Hello World from processor 2
Hello World from processor 3
Hello World from processor 0
Hello World from processor 1

Note that the ranks do not come out in order. This is an important feature of all MPI programs: the order of execution of various statements is undefined unless you insert special synchronization function calls in your program.

If your program output does not look like the example shown above, there must be a problem in either your environment setup or in the setup of the batch node on which the program was scheduled to run (I have seen the last problem happen). Please let me know if things do not work.

7) The last MPI-related statement executed in an MPI program must be MPI_Finalize. This statement properly terminates all MPI communications and releases related system resources.

Part 2. Sending and Receiving Messages

Sending and receiving data is the central mechanism of parallel computing with MPI. The file MPImessage.cpp illustrates sending and receiving messages. Please compile and execute this program. In addition to the MPI functions explained in the previous example, two new important functions are introduced: MPI_Send and MPI_Recv. The criteria for successfully sending and receiving a message are as follows:

1) The sender which calls the MPI_Send function must specify a valid rank for the receiver, and the processor of that rank must call MPI_Recv.

2) The receiver must specify a valid source rank (which can also be MPI_ANY_SOURCE to receive a message from any CPU).

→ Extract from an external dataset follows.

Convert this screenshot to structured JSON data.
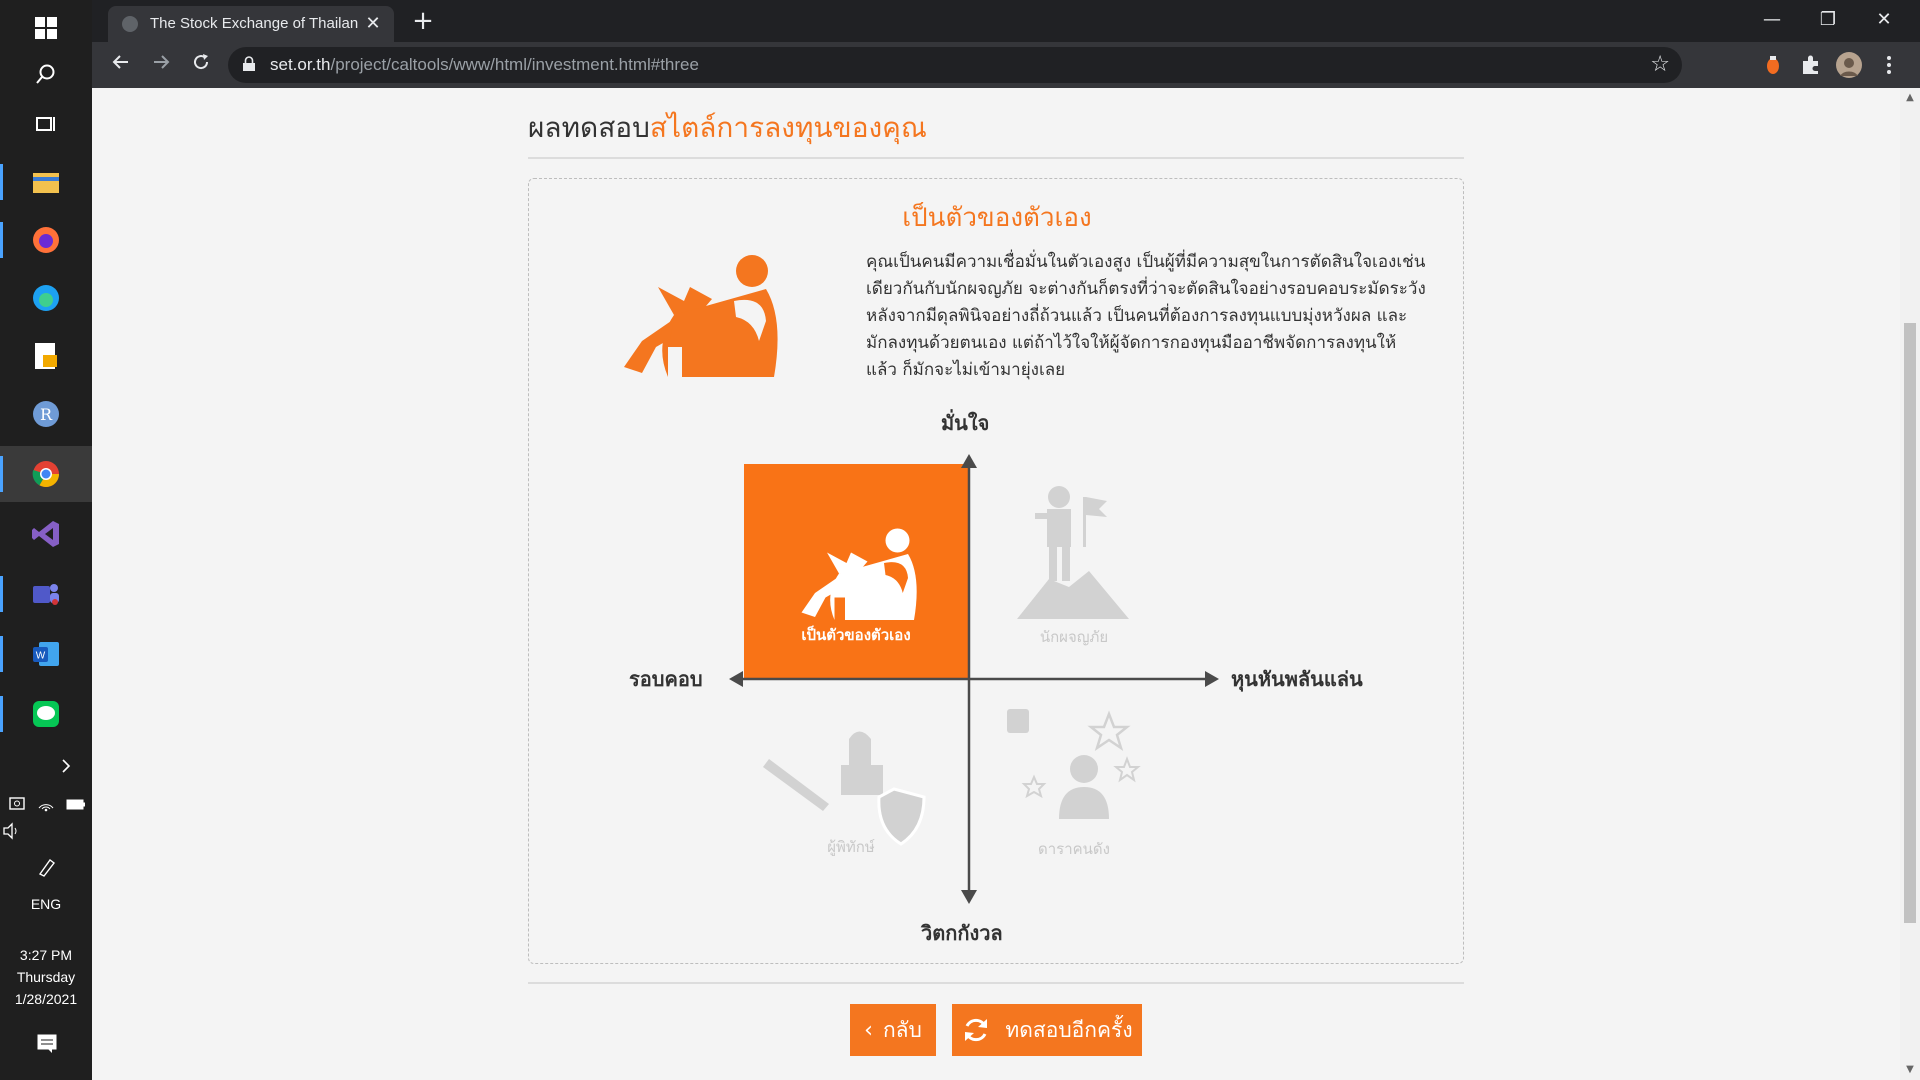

3) The send and receive communicators (in this case, MPI_COMM_WORLD) must be the same.

4) The tags must match.

5) The receiver's message buffer must be large enough to hold the entire message.

Here is a more complicated example: MPImessage2.cpp. In this example, every guest sends an integer (which could be a result of some calculation) to the host computer. Please go through this example and understand how it works. Note that the order in which the messages are received is undefined.

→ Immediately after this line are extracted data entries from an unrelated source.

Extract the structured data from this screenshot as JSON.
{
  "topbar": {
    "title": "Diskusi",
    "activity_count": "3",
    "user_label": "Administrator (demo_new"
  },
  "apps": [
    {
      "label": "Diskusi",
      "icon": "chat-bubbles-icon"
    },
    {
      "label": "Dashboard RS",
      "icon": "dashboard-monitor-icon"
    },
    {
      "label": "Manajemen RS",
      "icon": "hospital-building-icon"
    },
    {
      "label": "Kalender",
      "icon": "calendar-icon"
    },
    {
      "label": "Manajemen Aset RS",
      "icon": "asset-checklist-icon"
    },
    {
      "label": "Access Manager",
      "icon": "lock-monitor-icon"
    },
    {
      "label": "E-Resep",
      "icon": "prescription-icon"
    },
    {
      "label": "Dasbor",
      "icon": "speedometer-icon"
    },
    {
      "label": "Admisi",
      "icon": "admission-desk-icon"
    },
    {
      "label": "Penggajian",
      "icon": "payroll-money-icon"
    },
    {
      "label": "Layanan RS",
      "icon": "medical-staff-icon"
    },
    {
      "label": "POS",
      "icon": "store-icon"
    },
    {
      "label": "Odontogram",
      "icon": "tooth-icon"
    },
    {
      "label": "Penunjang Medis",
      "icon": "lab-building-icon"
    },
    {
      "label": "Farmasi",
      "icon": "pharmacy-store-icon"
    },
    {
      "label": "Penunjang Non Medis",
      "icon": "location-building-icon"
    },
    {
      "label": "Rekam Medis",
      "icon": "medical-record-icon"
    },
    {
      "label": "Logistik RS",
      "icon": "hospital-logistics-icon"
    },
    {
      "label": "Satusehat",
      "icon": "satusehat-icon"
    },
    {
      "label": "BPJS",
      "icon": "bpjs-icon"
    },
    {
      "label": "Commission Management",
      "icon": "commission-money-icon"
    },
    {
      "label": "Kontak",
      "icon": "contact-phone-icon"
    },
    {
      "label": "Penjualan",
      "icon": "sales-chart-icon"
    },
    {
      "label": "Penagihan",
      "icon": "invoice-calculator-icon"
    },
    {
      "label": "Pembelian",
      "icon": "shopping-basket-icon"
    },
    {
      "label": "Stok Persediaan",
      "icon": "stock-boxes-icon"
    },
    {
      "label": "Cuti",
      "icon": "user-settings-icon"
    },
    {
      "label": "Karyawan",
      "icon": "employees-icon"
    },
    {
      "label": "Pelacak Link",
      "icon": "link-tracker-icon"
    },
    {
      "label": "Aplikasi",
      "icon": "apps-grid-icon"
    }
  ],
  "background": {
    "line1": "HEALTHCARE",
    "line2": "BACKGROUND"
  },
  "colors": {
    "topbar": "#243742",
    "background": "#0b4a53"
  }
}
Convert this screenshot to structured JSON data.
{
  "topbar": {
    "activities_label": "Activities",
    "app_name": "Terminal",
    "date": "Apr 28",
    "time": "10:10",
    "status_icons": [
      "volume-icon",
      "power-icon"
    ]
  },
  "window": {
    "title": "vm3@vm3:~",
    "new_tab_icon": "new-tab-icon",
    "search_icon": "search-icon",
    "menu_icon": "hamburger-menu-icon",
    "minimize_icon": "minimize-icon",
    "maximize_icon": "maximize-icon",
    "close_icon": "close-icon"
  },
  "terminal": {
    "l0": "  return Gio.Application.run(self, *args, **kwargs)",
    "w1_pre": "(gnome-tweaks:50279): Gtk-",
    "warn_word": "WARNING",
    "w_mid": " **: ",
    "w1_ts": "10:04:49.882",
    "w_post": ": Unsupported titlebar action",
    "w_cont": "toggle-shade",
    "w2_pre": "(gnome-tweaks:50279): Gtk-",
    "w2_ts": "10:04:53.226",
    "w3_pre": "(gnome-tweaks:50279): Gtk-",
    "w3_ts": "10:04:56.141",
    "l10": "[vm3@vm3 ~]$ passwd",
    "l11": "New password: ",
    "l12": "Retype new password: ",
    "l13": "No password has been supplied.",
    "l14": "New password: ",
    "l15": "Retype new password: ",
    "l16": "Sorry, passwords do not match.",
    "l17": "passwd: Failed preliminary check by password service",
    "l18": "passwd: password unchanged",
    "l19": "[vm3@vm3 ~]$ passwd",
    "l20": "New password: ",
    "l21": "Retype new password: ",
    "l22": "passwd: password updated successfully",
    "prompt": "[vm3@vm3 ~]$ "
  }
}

When you send an MPI message, the type of the data elements transmitted must be explicitly specified by the "datatype" argument (this is the third argument in both MPI_Send and MPI_Recv). Each datatype specification is a predefined constant. Some valid specifications are

MPI_CHAR
MPI_SHORT
MPI_INT
MPI_UNSIGNED
MPI_LONG
MPI_FLOAT
MPI_DOUBLE

The correspondence between these specifications and the built-in C++ types is pretty obvious. For example, if you want to send an array of double precision numbers, use the MPI_DOUBLE datatype. The MPI constants page describes these and other constants in more detail.

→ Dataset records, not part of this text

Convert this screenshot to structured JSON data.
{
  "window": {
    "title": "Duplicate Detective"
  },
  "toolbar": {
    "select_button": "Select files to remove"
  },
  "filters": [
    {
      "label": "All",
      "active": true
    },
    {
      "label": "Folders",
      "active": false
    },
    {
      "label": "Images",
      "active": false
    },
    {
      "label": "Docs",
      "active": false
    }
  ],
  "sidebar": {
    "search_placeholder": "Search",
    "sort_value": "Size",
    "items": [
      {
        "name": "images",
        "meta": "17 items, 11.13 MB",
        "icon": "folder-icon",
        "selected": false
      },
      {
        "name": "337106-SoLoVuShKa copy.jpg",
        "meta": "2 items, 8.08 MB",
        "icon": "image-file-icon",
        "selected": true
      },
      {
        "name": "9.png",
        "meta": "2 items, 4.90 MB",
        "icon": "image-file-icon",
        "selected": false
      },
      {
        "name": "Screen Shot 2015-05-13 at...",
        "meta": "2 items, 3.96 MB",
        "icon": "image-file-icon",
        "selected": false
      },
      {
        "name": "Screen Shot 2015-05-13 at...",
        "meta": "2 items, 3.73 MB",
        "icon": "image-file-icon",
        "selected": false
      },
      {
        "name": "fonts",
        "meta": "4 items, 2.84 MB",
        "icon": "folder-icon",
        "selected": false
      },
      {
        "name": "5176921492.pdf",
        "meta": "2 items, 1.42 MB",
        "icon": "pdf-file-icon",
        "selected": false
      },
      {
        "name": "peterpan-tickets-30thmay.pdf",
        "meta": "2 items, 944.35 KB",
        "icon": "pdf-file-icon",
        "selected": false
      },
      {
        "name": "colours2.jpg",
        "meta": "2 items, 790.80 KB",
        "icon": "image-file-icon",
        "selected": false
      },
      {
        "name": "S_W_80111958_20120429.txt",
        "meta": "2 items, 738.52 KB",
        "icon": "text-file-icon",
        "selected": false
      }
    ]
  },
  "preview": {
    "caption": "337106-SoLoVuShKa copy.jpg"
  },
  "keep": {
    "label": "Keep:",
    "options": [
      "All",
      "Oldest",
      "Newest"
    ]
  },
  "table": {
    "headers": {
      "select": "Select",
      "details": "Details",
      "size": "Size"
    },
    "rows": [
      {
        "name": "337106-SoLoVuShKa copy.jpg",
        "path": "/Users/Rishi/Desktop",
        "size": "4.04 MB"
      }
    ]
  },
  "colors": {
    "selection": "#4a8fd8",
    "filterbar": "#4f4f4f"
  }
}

Part 3. Writing Your Own MPI Program

At this point you should have enough information to successfully write your own simple MPI program. Using MPI, distribute the computations among several nodes and build the logistic map bifurcation diagram discussed in Part 1 of Lab 3. Instead of printing out values of (mu, xn) into a file, you can have an array of integers x[1000] for each value of mu. You can set x[0] to 1 if there is at least one x point in the diagram between x values of 0 and 0.001, x[1] corresponds to x range from 0.001 to 0.002, etc. These arrays can be calculated on the guest CPUs for different values of mu and then passed to the host computer which then builds the whole diagram and saves it to disk in some form.


Please send in your lab report by email before 2 pm 04/17/2008. Include the program code, the program output file, and the bifurcation diagram plot which corresponds to the output file.